Google Groups no longer supports new Usenet posts or subscriptions. Historical content remains viewable.
Dismiss

A Story of Floating Weeds on DVD

6 views
Skip to first unread message

Max Nineteennineteen

unread,
Apr 30, 2004, 11:48:03 AM4/30/04
to
Here's a silent DVD that will likely be a bit overlooked; but if you
liked Bed and Sofa, you will find this another foreign silent with a
directness in the telling and a frankness about sexual matters that
makes it quite interesting and unusual.

The movie is Yasujiro Ozu's 1934 silent version of A Story of Floating
Weeds, paired in a Criterion set with its better known 1959 remake,
Floating Weeds. Floating Weeds has never been one of my favorite
Ozus, though it's probably among his most accessible ones, being more
melodramatic and less repressed than most of them. An acting troupe
stops in a small village, and the head of the troupe visits a long-ago
lover and his son (who believes his father to have been a dead civil
servant, not a low-class actor), while the father's jealous girlfriend
in the troupe conspires to cause trouble.
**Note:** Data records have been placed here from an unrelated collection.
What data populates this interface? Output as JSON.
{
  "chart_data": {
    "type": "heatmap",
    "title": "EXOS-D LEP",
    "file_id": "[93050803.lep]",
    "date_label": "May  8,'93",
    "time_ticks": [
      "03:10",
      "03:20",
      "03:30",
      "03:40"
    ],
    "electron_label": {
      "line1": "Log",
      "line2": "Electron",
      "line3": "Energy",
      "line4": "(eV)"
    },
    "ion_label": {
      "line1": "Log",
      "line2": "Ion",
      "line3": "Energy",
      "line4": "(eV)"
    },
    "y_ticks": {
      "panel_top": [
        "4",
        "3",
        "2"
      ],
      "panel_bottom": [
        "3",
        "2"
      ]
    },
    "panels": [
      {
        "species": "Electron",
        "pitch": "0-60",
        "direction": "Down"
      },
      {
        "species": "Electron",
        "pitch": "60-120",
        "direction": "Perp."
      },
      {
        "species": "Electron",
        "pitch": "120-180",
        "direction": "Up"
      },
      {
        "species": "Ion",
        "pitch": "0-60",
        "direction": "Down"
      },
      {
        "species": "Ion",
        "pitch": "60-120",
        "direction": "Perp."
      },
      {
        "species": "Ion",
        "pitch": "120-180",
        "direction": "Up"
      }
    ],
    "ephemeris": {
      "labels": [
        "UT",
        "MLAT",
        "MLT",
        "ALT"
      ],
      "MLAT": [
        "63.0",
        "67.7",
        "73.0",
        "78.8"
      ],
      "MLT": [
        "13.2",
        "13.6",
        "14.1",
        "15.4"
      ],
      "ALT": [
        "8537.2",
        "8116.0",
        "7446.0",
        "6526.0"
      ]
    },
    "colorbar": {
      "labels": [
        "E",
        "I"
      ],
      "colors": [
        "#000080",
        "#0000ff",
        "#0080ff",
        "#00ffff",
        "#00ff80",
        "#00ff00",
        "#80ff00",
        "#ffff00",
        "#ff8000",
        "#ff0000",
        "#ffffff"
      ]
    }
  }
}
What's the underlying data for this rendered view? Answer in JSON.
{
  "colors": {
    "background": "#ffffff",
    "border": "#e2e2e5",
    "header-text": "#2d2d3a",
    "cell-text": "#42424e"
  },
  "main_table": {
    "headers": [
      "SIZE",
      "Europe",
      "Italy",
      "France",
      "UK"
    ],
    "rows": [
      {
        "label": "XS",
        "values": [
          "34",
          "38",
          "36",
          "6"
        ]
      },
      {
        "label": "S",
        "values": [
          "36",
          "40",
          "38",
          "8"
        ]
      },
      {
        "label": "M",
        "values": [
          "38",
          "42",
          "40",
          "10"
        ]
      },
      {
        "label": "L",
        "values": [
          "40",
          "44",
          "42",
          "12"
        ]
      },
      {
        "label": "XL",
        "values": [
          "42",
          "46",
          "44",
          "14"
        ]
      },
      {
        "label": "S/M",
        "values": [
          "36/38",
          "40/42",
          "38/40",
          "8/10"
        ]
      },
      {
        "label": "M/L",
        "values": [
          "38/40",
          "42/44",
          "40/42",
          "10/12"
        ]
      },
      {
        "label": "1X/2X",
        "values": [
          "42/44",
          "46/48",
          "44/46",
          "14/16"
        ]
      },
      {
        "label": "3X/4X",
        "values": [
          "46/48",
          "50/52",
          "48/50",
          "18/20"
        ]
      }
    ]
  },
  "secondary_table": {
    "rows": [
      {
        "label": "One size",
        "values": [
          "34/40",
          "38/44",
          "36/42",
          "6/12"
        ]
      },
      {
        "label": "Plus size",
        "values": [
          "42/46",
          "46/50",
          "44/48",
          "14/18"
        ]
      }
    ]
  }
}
The story reputedly is inspired by a 1928 American film, The Barker,
though Ozu is also supposed to have been very impressed by King
Vidor's The Stranger's Return (1933), and there's just enough
similarity in the theme of a bittersweet homecoming and the personal
changes it effects to believe it. Curiously, though this film seems
more directly inspired by Hollywood than other Ozu silents like I Was
Born, But or An Inn at Tokyo, it also seems to be pointing the way
much more clearly to the "Japanese-ness" of his later work, with the
sitting-level compositions and the scene-setting shots of empty rooms
that are the most obvious trademarks of his style. It also has the
kind of parental sacrifice theme that would be the subject of nearly
all his films after a certain point (and which also, of course,
probably reflects the influence of 20s-30s Hollywood movies of the
Stella Dallas type).

The print material Criterion used is superb; the tonal range and
pictorial quality is excellent and there are only occasional blemishes
and jitters in one scene. It is one of the best-looking silent DVDs I
have seen, period. And, you get a nice color movie with it. Check it
out.

Kirk Henderson

unread,
Jun 3, 2004, 6:17:31 PM6/3/04
to
Saw both versions of this just recently. I preferred the cast of the
silent version, but the color remake was also very effective. The
locales of the silent version were more open and "country," than the
color film, which seemed confined. The '34 silent also has more
movement and screen activity. For example, the scene where the "Uncle"
and son are fishing in the silent version takes place on a swift
riverbank, with the two recasting their lines repeatedly as they talk.
In the color version the same two characters just sit on dockside with
their lines hanging into the sea. What I really liked about the '59
color version was the color itself. The use of red was phenomenal. Did
you notice how every scene was offset by some brilliant red somewhere in
the shot? This could be on a woman's obi of her kimono or red flowers
or a flag graphic or a red bicycle, etc. etc. And the position of red
objects was important too. Red became the color of emotion and love in
the story. By the end of the film, as the train rides away with the two
lovers who have made up, we see the two red tail lights of the train
zoom off. Just perfect. Every shot of that film is exceptional.
Painterly. Compositionally strong. Both films are worth seeing. But
see the silent version first for the story. The comparison of the color
remake will be all the more interesting.